Als es ans Abwaschen ging, begrüßten beide Frauen seinen Vorschlag, dabei zu helfen. Prompt entband Maria Wiegler ihren Mann und Haller und Frau von Haller von dieser Arbeit. Als sie dann an der Spüle standen, hätte Jonas Bogner sonst was darum gegeben, heimlich nach den Zurückgebliebenen zu schauen.
Als Jonas zurück war, waren Josef Wiegler und Jennifer Haller dabei, die Stühle um einen Tisch zu ordnen, weil man nun zum gemütlichen Teil des Abends überzugehen gedenke. Jonas Bogners Mitbringsel stand schon geöffnet auf dem Tisch, dazu die passenden Gläser. Man saß im Rund um den Tisch. Bald bewegten sich die Gespräche auf einer ähnlichen Ebene, wie vor dem Essen. Die beiden anderen Männer diskutierten über die Chancen von Bayern München bei der anstehenden Champions League.
Frau Wiegler zeigte Frau Haller die ersten Ergebnisse ihrer Häkelarbeit. Gelangweilt, schloss Jonas Bogner aus dem Blick der Frau Haller, hörte die zu.
Da er zu beiden Gesprächsthemen nichts beizusteuern wusste, beschränkte er sich aufs Beobachten. Das fiel Frau Wiegler bald auf und sie fragte ihn nach dem Stand seiner Romanarbeit. Da sei alles noch im Stadium der Recherche, meinte er: „Ich muss noch viel lesen, muss Leute befragen und mir noch einiges einfallen lassen, Beobachtungen anstellen“, erklärte er.
„Ist das so etwas Ähnliches wie eine Stoffsammlung?“, wollte Maria Wiegler wissen.
So könne man das verstehen, bestätigte er.
Josef Wiegler wollte es genauer wissen. „Was meinen Sie mit Beobachtungen anstellen?“
Schon ärgerte er sich, das erwähnt zu haben, als ihm Jennifer Haller aus der Patsche half: „Ist doch klar, die Typen, die er beschreibt, muss er doch kennenlernen, ihr Handeln, ihren Charakter und so.“ Dabei sah sie Jonas Bogner an, als erwarte sie eine Bestätigung ihrer Worte. Er kam ihrem Wunsch nach: „Genau so ist es, Frau Haller.“
Josef Wiegler hatte wohl zugehört, schlug nun vor, das Siezen zu lassen und fand allgemeine Zustimmung.

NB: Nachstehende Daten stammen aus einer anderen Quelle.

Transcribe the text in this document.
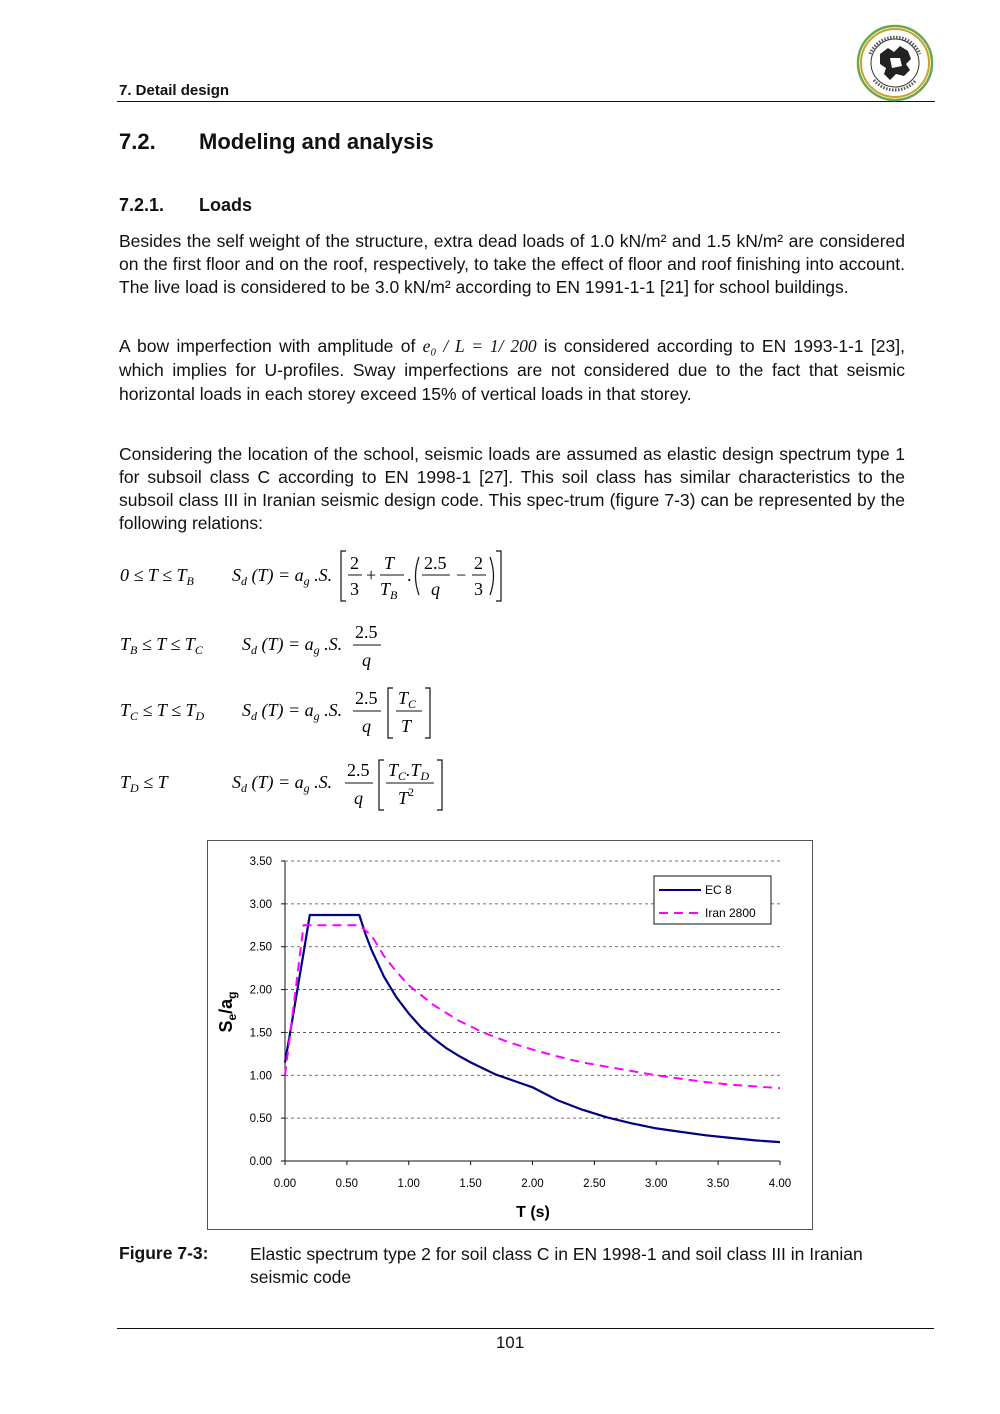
7. Detail design
7.2. Modeling and analysis
7.2.1. Loads
Besides the self weight of the structure, extra dead loads of 1.0 kN/m² and 1.5 kN/m² are considered on the first floor and on the roof, respectively, to take the effect of floor and roof finishing into account. The live load is considered to be 3.0 kN/m² according to EN 1991-1-1 [21] for school buildings.
A bow imperfection with amplitude of e₀ / L = 1/ 200 is considered according to EN 1993-1-1 [23], which implies for U-profiles. Sway imperfections are not considered due to the fact that seismic horizontal loads in each storey exceed 15% of vertical loads in that storey.
Considering the location of the school, seismic loads are assumed as elastic design spectrum type 1 for subsoil class C according to EN 1998-1 [27]. This soil class has similar characteristics to the subsoil class III in Iranian seismic design code. This spec-trum (figure 7-3) can be represented by the following relations:
$0 \le T \le T_B$ $S_d$ $(T) = a_g$ .S.
2
3
+
T
$T_B$
.
2.5
q
−
2
3
$T_B \le T \le T_C$ $S_d$ $(T) = a_g$ .S.
2.5
q
$T_C \le T \le T_D$ $S_d$ $(T) = a_g$ .S.
2.5
q
$T_C$
T
$T_D \le T$	$S_d$ $(T) = a_g$ .S.
2.5
q
$T_C.T_D$
$T^2$
0.00
0.50
1.00
1.50
2.00
2.50
3.00
3.50
0.00	0.50	1.00	1.50	2.00	2.50	3.00	3.50	4.00
EC 8
Iran 2800
T (s)
$S_e/a_g$
Figure 7-3: Elastic spectrum type 2 for soil class C in EN 1998-1 and soil class III in Iranian seismic code
101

Die Weingläser wurden aufgefüllt. Alle standen auf und stellten sich im kleinen Kreis gegenüber auf. Man stieß die Gläser gegeneinander und trank einen Schluck. Unschlüssig stand man, bis die Frauen die Initiative ergriffen und den fremden Männern einen Kuss gaben. Also Maria Wiegler dem Dieter Haller und ihm und Jennifer Haller ihm und Josef Wiegler. Bei den Letzteren sah er genau hin und glaubte zu bemerken, dass sich deren Münder länger berührten.
Zum Glück schienen sie an Jonas Bogner das Interesse verloren zu haben, sprachen wieder über Belangloses. Man trank Wein und war in gelöster Stimmung. Inzwischen war es dunkel geworden. In der Nähe des Tisches am Ast eines wilden Olivenbaumes spendete eine Lampe ausreichendes Licht.
Jonas Bogner gegenüber saßen Jennifer Haller und Josef Wiegler nebeneinander. Schon dachte er, dass alles nur Einbildung gewesen sei, als er sah, dass sich unter dem Tisch die nackten Füße der beiden trafen, für Sekunden nur in der Berührung verharrten.
Also doch, dachte Jonas Bogner, die Recherche konnte fortgesetzt werden. Immer öfter sah er jetzt auf seine Armbanduhr, in der Hoffnung, dass es bald zehn Uhr wurde, Zeit für ein Treffen mit Vera im Innenhof vor ihren Apartments.